ヴぇる

アトミック・ブロンドのヴぇるのレビュー・感想・評価

アトミック・ブロンド(2017年製作の映画)
3.9
ベルリンの壁崩壊辺りの時代設定の映画としか前情報としか受け取っておらず、期待感は特になく視聴したが開始5分で心を奪われた作品になった。
バイオレンスかと思えばロックの音楽と控えめな色調と最高なセンスの画角とフレームワークのおかげで入り込むことは容易であり極上の2時間を過ごすことが出来る。

また、アクションシーンでの魅せ方は抜群であり、男と女腕力の違いからハラハラさせられるのも事実だ。
個人的にお気に入りなのは敵の首に縄をかけ窓から外に飛び出し階下へ移動するシーンだ。

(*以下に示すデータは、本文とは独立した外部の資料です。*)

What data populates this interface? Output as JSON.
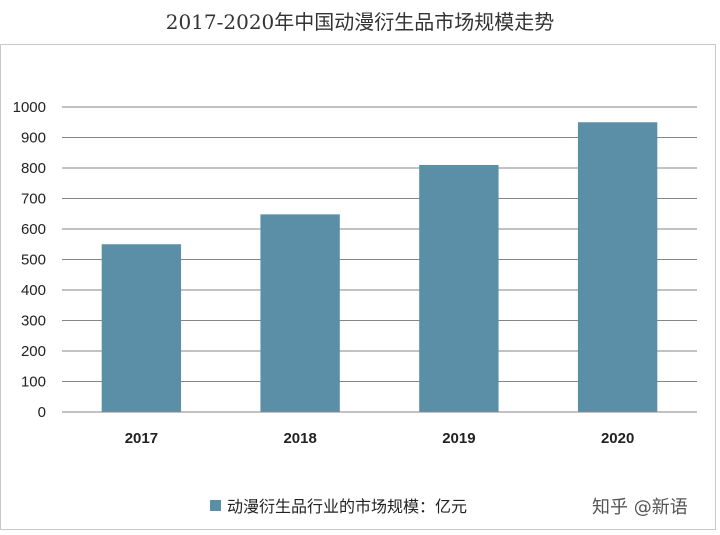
{
  "chart_data": {
    "type": "bar",
    "title": "2017-2020年中国动漫衍生品市场规模走势",
    "categories": [
      "2017",
      "2018",
      "2019",
      "2020"
    ],
    "series": [
      {
        "name": "动漫衍生品行业的市场规模：亿元",
        "values": [
          550,
          648,
          810,
          950
        ]
      }
    ],
    "yticks": [
      0,
      100,
      200,
      300,
      400,
      500,
      600,
      700,
      800,
      900,
      1000
    ],
    "ylim": [
      0,
      1000
    ],
    "grid": true,
    "legend_position": "bottom",
    "bar_color": "#5b8fa8"
  },
  "watermark": "知乎 @新语"
}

やはり特筆すべきはシャーリーズ・セロンの演技だろう。状況に応じての些細な仕草は違うし見ていて飽きない。
加えていえば小物の扱い方が一流だ。1番はタバコだが、煙の扱いまでもが芸術の域に達している。

ただ、シナリオに関してはそこまで度肝を抜かれる程ではなく若干の安っぽさを感じてしまったのも事実だ。
これはある意味ほかの全ての要素が素晴らしすぎたため上手く噛み合わなかったためと思われるが、バランス的に非常に難しいのだろう。

総評としては、製作者側のセンスとスパイ映画としてのスペクタクル感が見事にハマった1作であり、ある意味『ビューティフルデイ』を上手く大衆化した様な作品だと感じた。